ÜBER SCHIZOPHRENIE (On Schizophrenia)

Performance

Humans are torn. Angles and razor-sharp edges, layers, reflection on the surface, black and white, an interlocking mesh of individual shapes and limbs that only constitute a whole together. Is this suit of armour a form of protection or imprisonment? The armour with which Lenz is supposed to march into battle? Lenz is left to separate black and white grains of rice from a humongous pile – like Cinderella.

Projects by the Hessian Theatre Academy

Büchner the researcher and practitioner, the scholar and tester – Büchner the “twen”. Who could be closer to him than the young academics of the Hessian Theatre Academy (HTA)?

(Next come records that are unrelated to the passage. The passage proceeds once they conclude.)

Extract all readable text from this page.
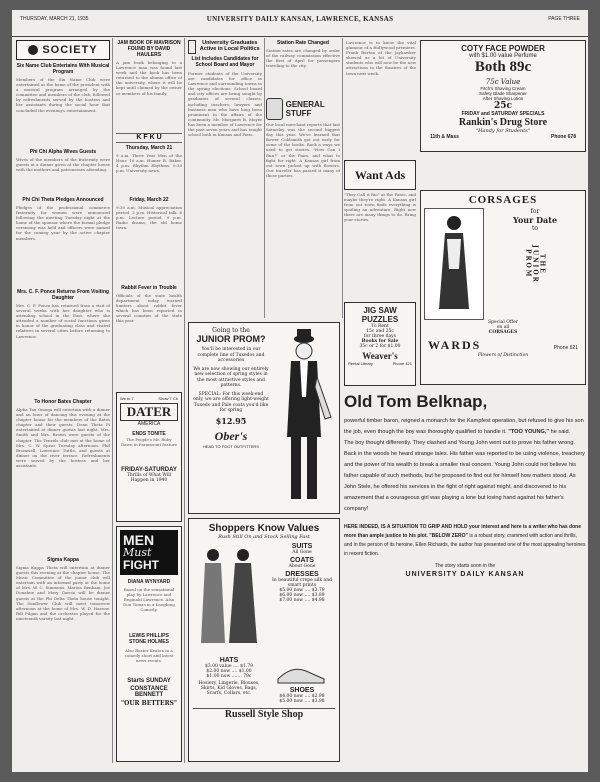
THURSDAY, MARCH 21, 1935	UNIVERSITY DAILY KANSAN, LAWRENCE, KANSAS	PAGE THREE
SOCIETY
Six Name Club Entertains With Musical Program
Members of the Six Name Club were entertained at the home of the president with a musical program arranged by the committee and members of the club, followed by refreshments served by the hostess and her assistants during the social hour that concluded the evening's entertainment.
Phi Chi Alpha Wives Guests
Wives of the members of the fraternity were guests at a dinner given at the chapter house with the mothers and patronesses attending.
Phi Chi Theta Pledges Announced
Pledges of the professional commerce fraternity for women were announced following the meeting Tuesday night at the home of the sponsor where the formal pledge ceremony was held and officers were named for the coming year by the active chapter members.
Mrs. C. F. Ponce Returns From Visiting Daughter
Mrs. C. F. Ponce has returned from a visit of several weeks with her daughter who is attending school in the East, where she attended a number of social functions given in honor of the graduating class and visited relatives in several cities before returning to Lawrence.
To Honor Bates Chapter
Alpha Tau Omega will entertain with a dinner and an hour of dancing this evening at the chapter house for the members of the Bates chapter and their guests. Dean Theta Pi entertained at dinner guests last night. Mrs. Smith and Mrs. Brown were guests of the chapter. The Tenzels club met at the home of Mrs. C. W. Spear Tuesday afternoon. Phil Bromwell, Lawrence Tuttle, and guests at dinner on the river terrace. Refreshments were served by the hostess and her assistants.
Sigma Kappa
Sigma Kappa Theta will entertain at dinner guests this evening at the chapter house. The Music Committee of the junior club will entertain with an informal party at the home of Mrs. W. C. Simmons. Marion Benham, Joe Donahue and Mary Garcia will be dinner guests at the Phi Delta Theta house tonight. The Sunflower Club will meet tomorrow afternoon at the home of Mrs. W. D. Harrow. Bill Pilgan and the orchestra played for the nineteenth varsity last night.
JAM BOOK OF MAVRISON FOUND BY DAVID HAULERS
A jam book belonging to a Lawrence man was found last week and the book has been returned to the alumni office of the university, where it will be kept until claimed by the owner or members of his family.
K F K U
Thursday, March 21
9 a.m. Three Year Men of the Hour. 10 a.m. Homer B. Baker. 4 p.m. Rhythm Rhythms. 9:30 p.m. University news.
Friday, March 22
9:30 a.m. Musical appreciation period. 3 p.m. Historical talk. 6 p.m. Lecture period. 9 p.m. Radio drama, the old home town.
Rabbit Fever in Trouble
Officials of the state health department today warned hunters about rabbit fever which has been reported in several counties of the state this year.
University Graduates Active in Local Politics
List Includes Candidates for School Board and Mayor
Former students of the University are candidates for office in Lawrence and surrounding towns in the spring elections. School board and city offices are being sought by graduates of several classes, including teachers, lawyers and business men who have long been prominent in the affairs of the community. Mr. Margaret B. Moyer has been a member of Lawrence for the past seven years and has taught school both in Kansas and Paris.
Station Rate Changed
Station rates are changed by order of the railway commission effective the first of April for passengers traveling to the city.
GENERAL STUFF
Our local merchant reports that last Saturday was the second biggest day this year. We've learned that Bower Coldsmith got out early for some of the books. Back a ways we used to get stories. "How Can I Run?" or the Pairs, and what to fight for right. A Kansas girl from out town picked up with flowers. Our traveler has passed it many of those parties.
Lawrence is to know the vital glamour of a Hollywood premiere. Frank Burton of the Jayhawker showed us a lot of University students who will now be the new attractions in the theatres of the town next week.
COTY FACE POWDER
with $1.00 value Perfume
Both 89c
75c Value
Fitch's Shaving Cream
Safety Blade Sharpener
After Shaving Lotion
25c
FRIDAY and SATURDAY SPECIALS
Rankin's Drug Store
"Handy for Students"
11th & Mass	Phone 678
Want Ads
"They Call it Rio" at the Patee, and maybe they're right. A Kansas girl from out town finds everything is spoiling an adventure. Right now there are many things to do. Bring your stories.
CORSAGES
for
Your Date
to
THE JUNIOR PROM
Special Offer
on all
CORSAGES
WARDS	Phone 621
Flowers of Distinction
JIG SAW
PUZZLES
To Rent
15c and 25c
for three days
Books for Sale
35c or 2 for $1.00
Weaver's
Rental Library	Phone 421
Going to the
JUNIOR PROM?
You'll be interested in our complete line of Tuxedos and accessories
We are now showing our entirely new selection of spring styles in the most attractive styles and patterns.
SPECIAL: For this week-end only, we are offering light-weight Tuxedo and Pale coats you'd like for spring
$12.95
Ober's
HEAD TO FOOT OUTFITTERS
We to 7	Show 7 Ch
DATER
AMERICA
ENDS TONITE
The People's Mr. Ruby Dawn in Paramount feature
FRIDAY-SATURDAY
Thrills of What Will Happen in 1940
MEN
Must
FIGHT
DIANA WYNYARD
Based on the sensational play by Lawrence and Reginald Lawrence. Also Don Tomas in a Laughing Comedy.
LEWIS PHILLIPS
STONE HOLMES
Also Buster Keaton in a comedy short and latest news events.
Starts SUNDAY
CONSTANCE BENNETT
"OUR BETTERS"
Shoppers Know Values
Rush Still On and Stock Selling Fast
SUITS
All Gone
COATS
About Gone
DRESSES
In beautiful crepe silk and smart prints
$5.00 now .... $3.79
$6.00 now .... $3.89
$7.00 now .... $4.98
HATS
$3.00 value .... $1.79
$2.00 now .... $1.00
$1.00 now ....... 79c
Hosiery, Lingerie, Blouses, Skirts, Kid Gloves, Bags, Scarfs, Collars, etc.	SHOES
$4.00 now .... $2.98
$5.00 now .... $3.98
Russell Style Shop
Old Tom Belknap,
powerful timber baron, reigned a monarch for the Kampfest operation, but refused to give his son the job, even though the boy was thoroughly qualified to handle it. "TOO YOUNG," he said.
The boy thought differently. They clashed and Young John went out to prove his father wrong. Back in the woods he heard strange tales. His father was reported to be using violence, treachery and the power of his wealth to break a smaller rival concern. Young John could not believe his father capable of such methods, but he proposed to find out for himself how matters stood. As John Stele, he offered his services in the fight of right against might, and discovered to his amazement that a courageous girl was playing a lone but losing hand against his father's company!
HERE INDEED, IS A SITUATION TO GRIP AND HOLD your interest and here is a writer who has done more than ample justice to his plot. "BELOW ZERO" is a robust story, crammed with action and thrills, and in the person of its heroine, Ellen Richards, the author has presented one of the most appealing heroines in recent fiction.
The story starts soon in the
UNIVERSITY DAILY KANSAN
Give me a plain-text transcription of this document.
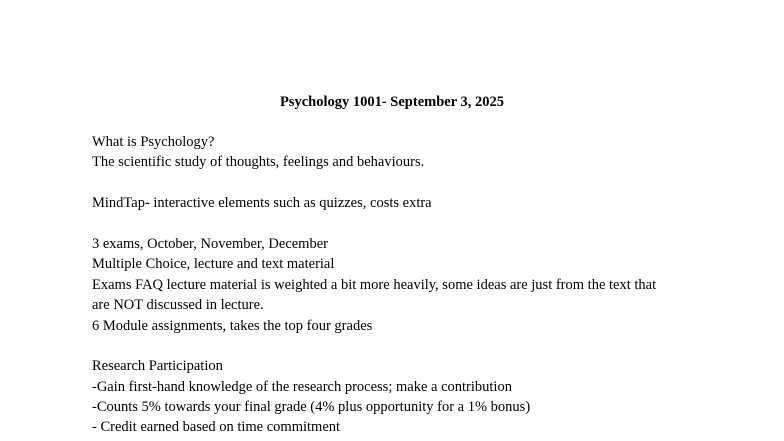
Psychology 1001- September 3, 2025
What is Psychology?
The scientific study of thoughts, feelings and behaviours.
MindTap- interactive elements such as quizzes, costs extra
3 exams, October, November, December
Multiple Choice, lecture and text material
Exams FAQ lecture material is weighted a bit more heavily, some ideas are just from the text that
are NOT discussed in lecture.
6 Module assignments, takes the top four grades
Research Participation
-Gain first-hand knowledge of the research process; make a contribution
-Counts 5% towards your final grade (4% plus opportunity for a 1% bonus)
- Credit earned based on time commitment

All of Hessen’s university are joining in: Students of the Institute for Applied Theatre Studies in Giessen are contributing a scenic discourse and installations spread throughout the entire city; young dramaturgs from Frankfurt Goethe University are honing their intermediation skills and will provide their services as hosts to international guests; students from the Offenbach University of Art and Design are presenting spaces and performances that echo Alban Berg’s Büchner-based opera Wozzeck. And the Frankfurt University of Music and Performing Arts is chipping in with two productions of Lenz.